First, thank you to all of you who left such nice comments on my last post! It means so much to us to know our friends and family support these irrational choices =).
This picture doesn't really do it justice- it was actually very pretty =). Valentine's Day at our house is never a big holiday, and this year I relied on that knowledge and the fact that Josh brought me flowers on my first day of work when I made the decision to treat Valentine's Day like any other day. Namely, going to work, spending time with my adorable mentoree (eating pink cupcakes and drinking coffee), riding my horse, and going grocery shopping. By the time I got home at 9:45pm there were a dozen red roses, a clean house, a card, and chocolate waiting for me! I was SO surprised. And happy.
See the top middle piece? This was my favorite- milk chocolate and honey. YUM.
I've made vegetarian meals all week, and so far it's going well. I am not missing meat, but I don't know if I can give up milk and cheese. We'll see.

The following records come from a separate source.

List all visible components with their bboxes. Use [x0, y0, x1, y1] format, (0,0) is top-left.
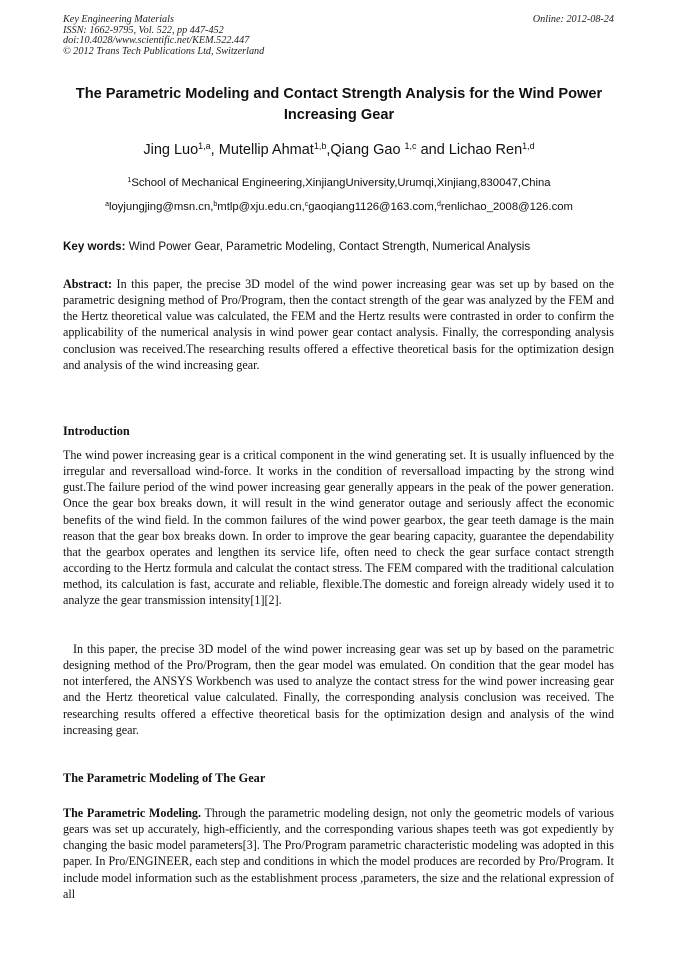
affiliation: [60, 177, 618, 189]
abstract: [63, 276, 614, 373]
introduction-paragraph-1: The wind power increasing gear is a critical component in the wind generating set. It is usually influenced by the irregular and reversalload wind-force. It works in the condition of reversalload impacting by the strong wind gust.The failure period of the wind power increasing gear generally appears in the peak of the power generation. Once the gear box breaks down, it will result in the wind generator outage and seriously affect the economic benefits of the wind field. In the common failures of the wind power gearbox, the gear teeth damage is the main reason that the gear box breaks down. In order to improve the gear bearing capacity, guarantee the dependability that the gearbox operates and lengthen its service life, often need to check the gear surface contact strength according to the Hertz formula and calculat the contact stress. The FEM compared with the traditional calculation method, its calculation is fast, accurate and reliable, flexible.The domestic and foreign already widely used it to analyze the gear transmission intensity[1][2].: [63, 448, 614, 608]
author-affil-mark: 1,d: [522, 140, 535, 151]
subsection-label: The Parametric Modeling.: [63, 806, 201, 820]
journal-issn: ISSN: 1662-9795, Vol. 522, pp 447-452: [63, 24, 224, 36]
author-separator: and: [416, 142, 449, 158]
affiliation-text: School of Mechanical Engineering,XinjiangUniversity,Urumqi,Xinjiang,830047,China: [131, 177, 551, 189]
email-address: renlichao_2008@126.com: [440, 201, 573, 213]
parametric-modeling-paragraph: [63, 805, 614, 902]
online-date: Online: 2012-08-24: [532, 14, 614, 25]
author-name: Mutellip Ahmat: [218, 142, 314, 158]
email-mark: a: [105, 200, 109, 208]
keywords-text: Wind Power Gear, Parametric Modeling, Contact Strength, Numerical Analysis: [125, 240, 531, 253]
keywords: [63, 240, 615, 253]
abstract-label: Abstract:: [63, 277, 113, 291]
email-mark: d: [436, 200, 441, 208]
author-list: [60, 142, 618, 158]
author-name: Jing Luo: [143, 142, 199, 158]
paper-title: The Parametric Modeling and Contact Strength Analysis for the Wind Power Increasing Gear: [75, 86, 603, 123]
author-separator: ,: [326, 142, 331, 158]
author-emails: [60, 201, 618, 213]
author-affil-mark: 1,c: [404, 140, 417, 151]
author-name: Qiang Gao: [330, 142, 405, 158]
author-affil-mark: 1,b: [313, 140, 327, 151]
introduction-paragraph-2: In this paper, the precise 3D model of the wind power increasing gear was set up by based on the parametric designing method of the Pro/Program, then the gear model was emulated. On condition that the gear model has not interfered, the ANSYS Workbench was used to analyze the contact stress for the wind power increasing gear and the Hertz theoretical value calculated. Finally, the corresponding analysis conclusion was received. The researching results offered a effective theoretical basis for the optimization design and analysis of the wind increasing gear.: [63, 642, 614, 737]
email-address: loyjungjing@msn.cn,: [108, 201, 214, 213]
author-separator: ,: [210, 142, 219, 158]
journal-doi: doi:10.4028/www.scientific.net/KEM.522.447: [63, 35, 250, 47]
affiliation-mark: 1: [127, 176, 132, 184]
section-heading-parametric-modeling: The Parametric Modeling of The Gear: [63, 771, 266, 785]
email-address: mtlp@xju.edu.cn,: [217, 201, 305, 213]
section-heading-introduction: Introduction: [63, 424, 130, 438]
journal-copyright: © 2012 Trans Tech Publications Ltd, Switzerland: [63, 45, 265, 57]
email-address: gaoqiang1126@163.com,: [308, 201, 437, 213]
keywords-label: Key words:: [63, 240, 126, 253]
abstract-text: In this paper, the precise 3D model of the wind power increasing gear was set up by based on the parametric designing method of Pro/Program, then the contact strength of the gear was analyzed by the FEM and the Hertz theoretical value was calculated, the FEM and the Hertz results were contrasted in order to confirm the applicability of the numerical analysis in wind power gear contact analysis. Finally, the corresponding analysis conclusion was received.The researching results offered a effective theoretical basis for the optimization design and analysis of the wind increasing gear.: [63, 277, 614, 372]
email-mark: b: [213, 200, 218, 208]
author-affil-mark: 1,a: [198, 140, 211, 151]
author-name: Lichao Ren: [448, 142, 523, 158]
journal-name: Key Engineering Materials: [63, 14, 174, 25]
email-mark: c: [304, 200, 309, 208]
subsection-text: Through the parametric modeling design, not only the geometric models of various gears was set up accurately, high-efficiently, and the corresponding various shapes teeth was got expediently by changing the basic model parameters[3]. The Pro/Program parametric characteristic modeling was adopted in this paper. In Pro/ENGINEER, each step and conditions in which the model produces are recorded by Pro/Program. It include model information such as the establishment process ,parameters, the size and the relational expression of all: [63, 806, 614, 901]
journal-header: [63, 15, 393, 57]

The first recipe I want to share is this colorful, flavorful, filling baked dish: I modified the recipe from the New York Times (original here).
Veggie Bake
Brown 2 tablespoons, 1 chopped carrot, 1 chopped celery rib, 1 chopped small onion, 4 cloves garlic in large saucepan
Add 2.5 cups of water, 1 small can tomato paste, 1 can butter beans or lima beans or white beans, 1 bay leaf, 1 teaspoon herbes de Provence, 1 teaspoon parsley, salt and pepper to taste, and simmer
Rinse well 1 bunch of kale and rip into small pieces and add to saucepan (leaving out the stems), and stir
Transfer contents of saucepan to 13x9 pan and bake for 2.5 hours at 250 degrees. Sprinkle 1/2 cup of breadcrumbs on top and bake for an additional 10 minutes at 300 degrees.
I served it with pita, hummus, and a sliced apple. The pita was really good dipped in the casserole. I hope some of you try it and let me know if you liked it! Also, I almost didn't purchase the herbes de Provence thinking it wasn't very important, but I think they really made the dish!